His life is contrasted with the older couple with whom he lives or goes to see. They actually care for one another but they fight all the time. You can tell this noisy, invasively interactive, messy example is what he does not want in his own life.

The girl, Camille, is sort of Two, and the partner is vaguely a Three, but we identify with Stephan so the director deliberately makes their personalities vague to make it clear that this entranced Five really only sees himself.

Camille thinks he is good friends with her lover, his business associate, but Stephan says he is only a partner. When you think you are friends with an entranced Five, you better check it out. They are not as involved with you as you are with them. The same is true with Stephan and Camille. She is the aggressor, because even though he loves her, he keeps his distance.
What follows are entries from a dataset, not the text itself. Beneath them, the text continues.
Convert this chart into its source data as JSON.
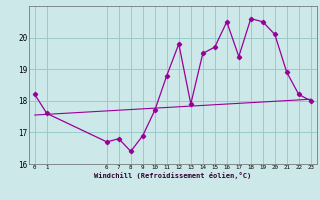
{
  "xlabel": "Windchill (Refroidissement éolien,°C)",
  "background_color": "#cce8e8",
  "line_color": "#990099",
  "grid_color": "#99cccc",
  "hours": [
    0,
    1,
    6,
    7,
    8,
    9,
    10,
    11,
    12,
    13,
    14,
    15,
    16,
    17,
    18,
    19,
    20,
    21,
    22,
    23
  ],
  "windchill": [
    18.2,
    17.6,
    16.7,
    16.8,
    16.4,
    16.9,
    17.7,
    18.8,
    19.8,
    17.9,
    19.5,
    19.7,
    20.5,
    19.4,
    20.6,
    20.5,
    20.1,
    18.9,
    18.2,
    18.0
  ],
  "trend_x": [
    0,
    23
  ],
  "trend_y": [
    17.55,
    18.05
  ],
  "ylim": [
    16.0,
    21.0
  ],
  "yticks": [
    16,
    17,
    18,
    19,
    20
  ],
  "xticks": [
    0,
    1,
    6,
    7,
    8,
    9,
    10,
    11,
    12,
    13,
    14,
    15,
    16,
    17,
    18,
    19,
    20,
    21,
    22,
    23
  ]
}
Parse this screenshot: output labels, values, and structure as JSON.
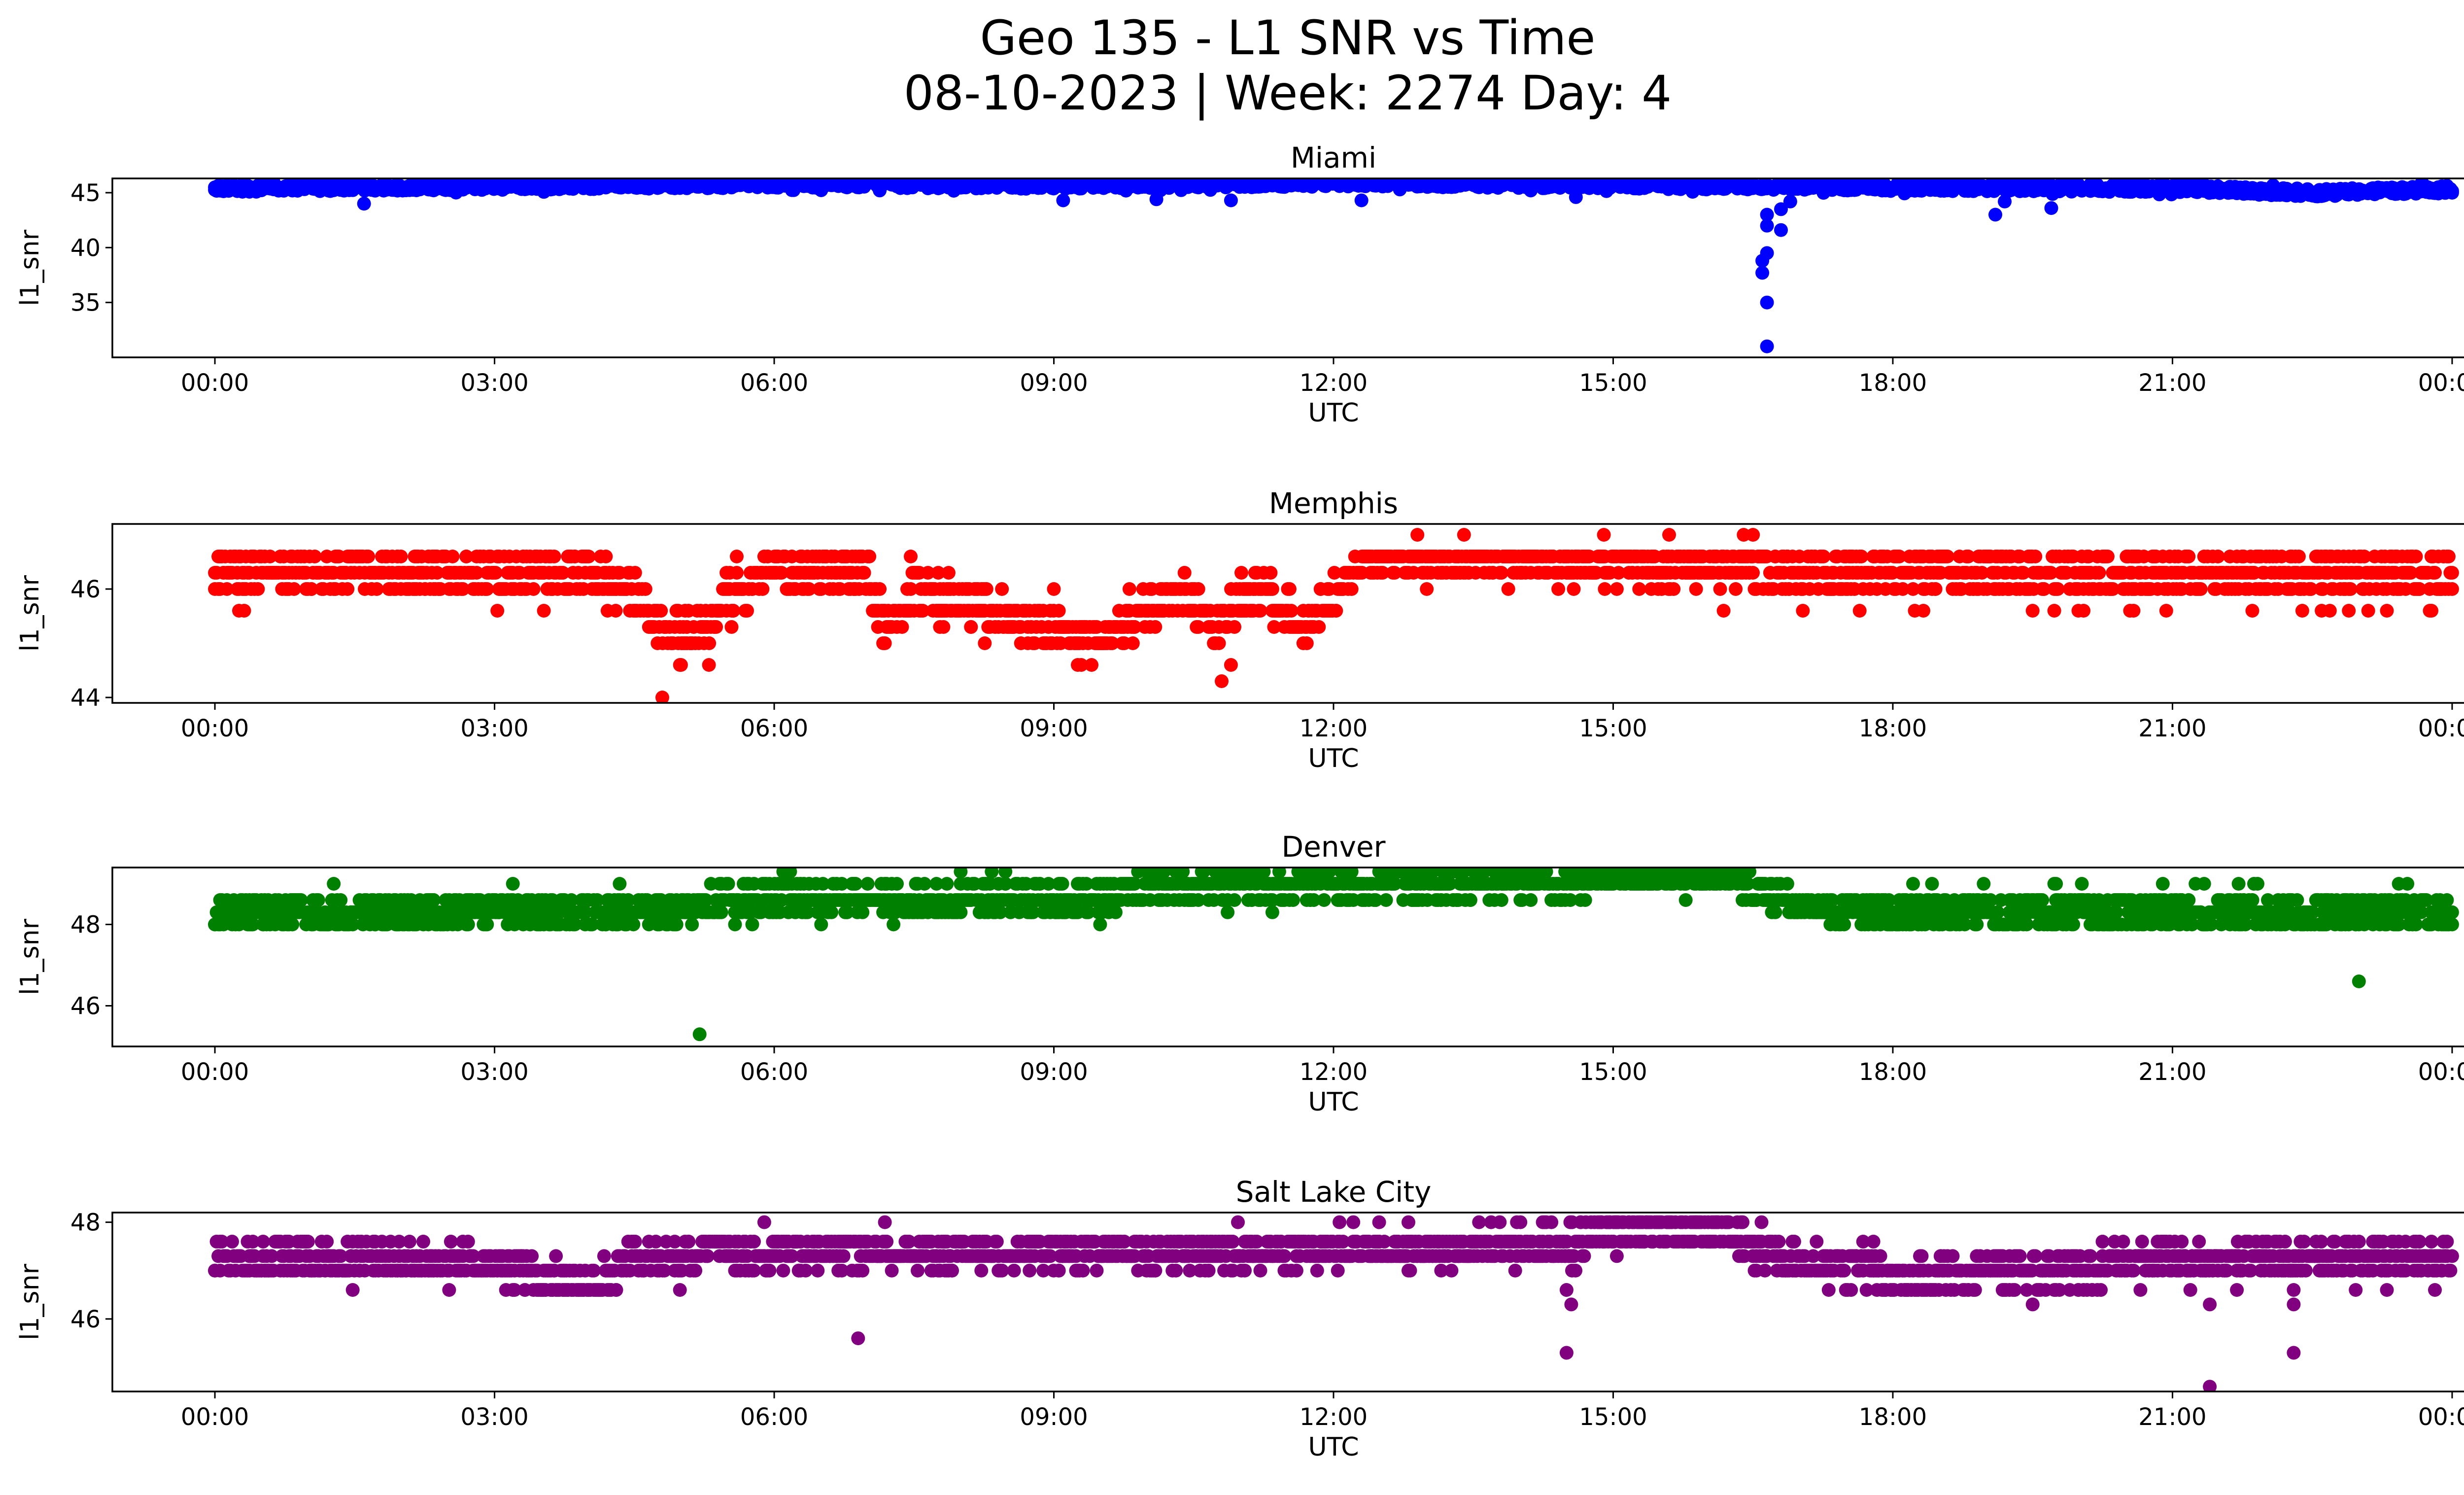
{
  "figure": {
    "title_line1": "Geo 135 - L1 SNR vs Time",
    "title_line2": "08-10-2023 | Week: 2274 Day: 4"
  },
  "chart_data": [
    {
      "type": "scatter",
      "title": "Miami",
      "xlabel": "UTC",
      "ylabel": "l1_snr",
      "color": "#0000ff",
      "x_ticks": [
        "00:00",
        "03:00",
        "06:00",
        "09:00",
        "12:00",
        "15:00",
        "18:00",
        "21:00",
        "00:00"
      ],
      "y_ticks": [
        35,
        40,
        45
      ],
      "xlim_hours": [
        -1.1,
        25.1
      ],
      "ylim": [
        30,
        46.3
      ],
      "baseline": [
        [
          0,
          45.4
        ],
        [
          3,
          45.6
        ],
        [
          6,
          45.8
        ],
        [
          9,
          45.7
        ],
        [
          12,
          45.9
        ],
        [
          15,
          45.7
        ],
        [
          18,
          45.5
        ],
        [
          21,
          45.4
        ],
        [
          22.5,
          45
        ],
        [
          24,
          45.3
        ]
      ],
      "band": 0.35,
      "outliers": [
        [
          1.6,
          44.0
        ],
        [
          9.1,
          44.3
        ],
        [
          10.1,
          44.4
        ],
        [
          10.9,
          44.3
        ],
        [
          12.3,
          44.3
        ],
        [
          14.6,
          44.6
        ],
        [
          16.65,
          43.0
        ],
        [
          16.65,
          42.0
        ],
        [
          16.65,
          39.5
        ],
        [
          16.6,
          38.8
        ],
        [
          16.6,
          37.7
        ],
        [
          16.65,
          35.0
        ],
        [
          16.65,
          31.0
        ],
        [
          16.8,
          41.6
        ],
        [
          16.8,
          43.5
        ],
        [
          16.9,
          44.2
        ],
        [
          19.1,
          43.0
        ],
        [
          19.2,
          44.2
        ],
        [
          19.7,
          43.6
        ]
      ]
    },
    {
      "type": "scatter",
      "title": "Memphis",
      "xlabel": "UTC",
      "ylabel": "l1_snr",
      "color": "#ff0000",
      "x_ticks": [
        "00:00",
        "03:00",
        "06:00",
        "09:00",
        "12:00",
        "15:00",
        "18:00",
        "21:00",
        "00:00"
      ],
      "y_ticks": [
        44,
        46
      ],
      "xlim_hours": [
        -1.1,
        25.1
      ],
      "ylim": [
        43.9,
        47.2
      ],
      "levels": [
        44.6,
        45.0,
        45.3,
        45.6,
        46.0,
        46.3,
        46.6
      ],
      "baseline": [
        [
          0,
          46.3
        ],
        [
          3.8,
          46.3
        ],
        [
          4.5,
          46.0
        ],
        [
          4.8,
          45.3
        ],
        [
          5.3,
          45.3
        ],
        [
          5.6,
          46.0
        ],
        [
          6.0,
          46.3
        ],
        [
          7.0,
          46.3
        ],
        [
          7.2,
          45.3
        ],
        [
          7.5,
          46.0
        ],
        [
          8.3,
          45.6
        ],
        [
          8.8,
          45.3
        ],
        [
          9.5,
          45.0
        ],
        [
          10.0,
          45.6
        ],
        [
          10.3,
          46.0
        ],
        [
          10.8,
          45.3
        ],
        [
          11.2,
          46.0
        ],
        [
          11.7,
          45.3
        ],
        [
          12.0,
          46.0
        ],
        [
          12.4,
          46.6
        ],
        [
          17.0,
          46.3
        ],
        [
          17.5,
          46.3
        ],
        [
          24,
          46.3
        ]
      ],
      "band": 0.35,
      "outliers": [
        [
          4.3,
          45.6
        ],
        [
          4.8,
          44.0
        ],
        [
          5.0,
          44.6
        ],
        [
          5.3,
          44.6
        ],
        [
          9.0,
          46.0
        ],
        [
          10.8,
          44.3
        ],
        [
          10.9,
          44.6
        ],
        [
          12.9,
          47.0
        ],
        [
          13.4,
          47.0
        ],
        [
          13.0,
          46.0
        ],
        [
          14.9,
          47.0
        ],
        [
          15.6,
          47.0
        ],
        [
          16.4,
          47.0
        ],
        [
          16.5,
          47.0
        ],
        [
          19.5,
          45.6
        ],
        [
          22.6,
          45.6
        ],
        [
          23.1,
          45.6
        ],
        [
          23.3,
          45.6
        ]
      ]
    },
    {
      "type": "scatter",
      "title": "Denver",
      "xlabel": "UTC",
      "ylabel": "l1_snr",
      "color": "#008000",
      "x_ticks": [
        "00:00",
        "03:00",
        "06:00",
        "09:00",
        "12:00",
        "15:00",
        "18:00",
        "21:00",
        "00:00"
      ],
      "y_ticks": [
        46,
        48
      ],
      "xlim_hours": [
        -1.1,
        25.1
      ],
      "ylim": [
        45.0,
        49.4
      ],
      "levels": [
        48.0,
        48.3,
        48.6,
        49.0,
        49.3
      ],
      "baseline": [
        [
          0,
          48.3
        ],
        [
          3.8,
          48.3
        ],
        [
          5.0,
          48.4
        ],
        [
          5.5,
          48.6
        ],
        [
          9.5,
          48.6
        ],
        [
          10.0,
          49.0
        ],
        [
          12.0,
          49.0
        ],
        [
          14.5,
          49.0
        ],
        [
          15.0,
          49.2
        ],
        [
          16.3,
          49.2
        ],
        [
          16.8,
          48.6
        ],
        [
          17.5,
          48.3
        ],
        [
          24,
          48.3
        ]
      ],
      "band": 0.35,
      "outliers": [
        [
          3.6,
          48.0
        ],
        [
          3.7,
          48.0
        ],
        [
          5.2,
          45.3
        ],
        [
          14.7,
          48.6
        ],
        [
          18.5,
          48.0
        ],
        [
          19.4,
          48.0
        ],
        [
          19.7,
          48.0
        ],
        [
          20.3,
          48.0
        ],
        [
          23.0,
          46.6
        ],
        [
          23.0,
          48.0
        ],
        [
          22.6,
          48.0
        ]
      ]
    },
    {
      "type": "scatter",
      "title": "Salt Lake City",
      "xlabel": "UTC",
      "ylabel": "l1_snr",
      "color": "#800080",
      "x_ticks": [
        "00:00",
        "03:00",
        "06:00",
        "09:00",
        "12:00",
        "15:00",
        "18:00",
        "21:00",
        "00:00"
      ],
      "y_ticks": [
        46,
        48
      ],
      "xlim_hours": [
        -1.1,
        25.1
      ],
      "ylim": [
        44.5,
        48.2
      ],
      "levels": [
        46.6,
        47.0,
        47.3,
        47.6,
        48.0
      ],
      "baseline": [
        [
          0,
          47.2
        ],
        [
          3.0,
          47.2
        ],
        [
          3.6,
          46.8
        ],
        [
          4.1,
          46.8
        ],
        [
          4.4,
          47.2
        ],
        [
          5.3,
          47.4
        ],
        [
          9.0,
          47.4
        ],
        [
          10.0,
          47.4
        ],
        [
          14.5,
          47.5
        ],
        [
          14.8,
          47.8
        ],
        [
          16.2,
          47.8
        ],
        [
          16.5,
          47.4
        ],
        [
          17.0,
          47.2
        ],
        [
          17.8,
          47.0
        ],
        [
          18.0,
          46.7
        ],
        [
          18.5,
          47.0
        ],
        [
          20.2,
          47.0
        ],
        [
          20.5,
          47.2
        ],
        [
          24,
          47.2
        ]
      ],
      "band": 0.35,
      "outliers": [
        [
          6.9,
          45.6
        ],
        [
          14.5,
          46.6
        ],
        [
          14.55,
          46.3
        ],
        [
          14.5,
          45.3
        ],
        [
          19.5,
          46.3
        ],
        [
          21.4,
          44.6
        ],
        [
          21.4,
          46.3
        ],
        [
          22.3,
          46.6
        ],
        [
          22.3,
          46.3
        ],
        [
          22.3,
          45.3
        ],
        [
          23.3,
          46.6
        ],
        [
          21.7,
          47.6
        ],
        [
          21.9,
          47.6
        ],
        [
          23.0,
          47.6
        ],
        [
          23.5,
          47.6
        ]
      ]
    }
  ]
}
This is a special Five loop that causes them much pain. People are attracted to them because of their sensitivity and intelligence. But they can be in love with their own constructs (Camille says that music arouses Stephan's love, but he coolly replies, "Music is a dream."). Like Fours who are in love with their own emotions, Fives are in love with their own understandings. This is the reality behind the metaphor of the Ivory Tower.

Fives have a long time-line. When Robert McNamarra confessed after 25 years that he knew full well the folly of Vietnam, that our government had lied systematically and we had no chance of winning etc., people asked "Why didn't you tell us this back then?" Part of the answer is understandable - passions were so high he would have been prosecuted, and unhealthy Fives have a notion that people are going to prosecute them anyway if they get a chance. But part of the reason he waited is that Fives often require a long time to process material. Fives hate surprises when entranced and they love privacy.

All numbers have a specific mode of impoverishment. Fives practice the sin of avarice in Enneagram tradition. But they don't just hoard money. More frequently they hoard emotions, time and personal giving of time and energy.

Fives are antisocial, not in their manners or even behavior. They see people as draining them. People are not an asset as much as a liability. The self-talk is that "I only have so many inner resources and as often as I interact with people, I am depleted. Not that people are bad, it's just that they are draining. I've had Fives describe themselves to me as a battery. They are drained by social interaction and recharged by solitude. A popular (and theologically awful) book of piety in the early part of this century was the Catholic classic, Thomas a Kempis', The Imitation of Christ. He said "As often as I go among men, I come back less a man." This was put forth as a call to contemplation, but it was just his preference as an entranced Five.

To see how a Five and Seven can be connected in a person, go watch Awakenings, starring Robin Williams. Yes, Robin Williams, that flaming Seven in real life, plays a Five well as a research doctor. Remember this movie when you read about Nines. The whole movie is a Nine metaphor.

    Resources: (Besides the Library of Congress)

  1. Physical exercise is good for Fives. It gets them out of their heads.
  2. Small group support is helpful. The group has to be small; it should keep the same members. The discussion of something like the Enneagram is fruitful, but be careful; it could be entirely head talk and never include any sharing. Fives must learn to trust, then share. One of the ground rules must be that everything said in the group is under the rubric of confidentiality. Nothing said may be repeated outside the group without permission.
  3. One more fine movie to discuss: Sex, Lies and Videotape.
  4. The parable of Jesus' feeding the multitudes is in all four Gospels. It is a metaphor for how sharing, not hoarding is the way to overcome impoverishment. (See Matthew 14:13).
  5. Sartre's play No Exit proclaims that "Hell is other people." It is brilliant.

    Discussion questions:

  1. When you watch The Heart in Winter, are you surprised when Stephan tells Camille of his lack of feelings for her? What does this tell you about entranced Fives?
  2. Discuss some of the ways that Stephan is into control. How do you or your Five friends do it?
  3. How old is Stephan's Five strategy? How old is yours? Elaborate.
  4. What does Stephan's strategy cost him? What's in it for him?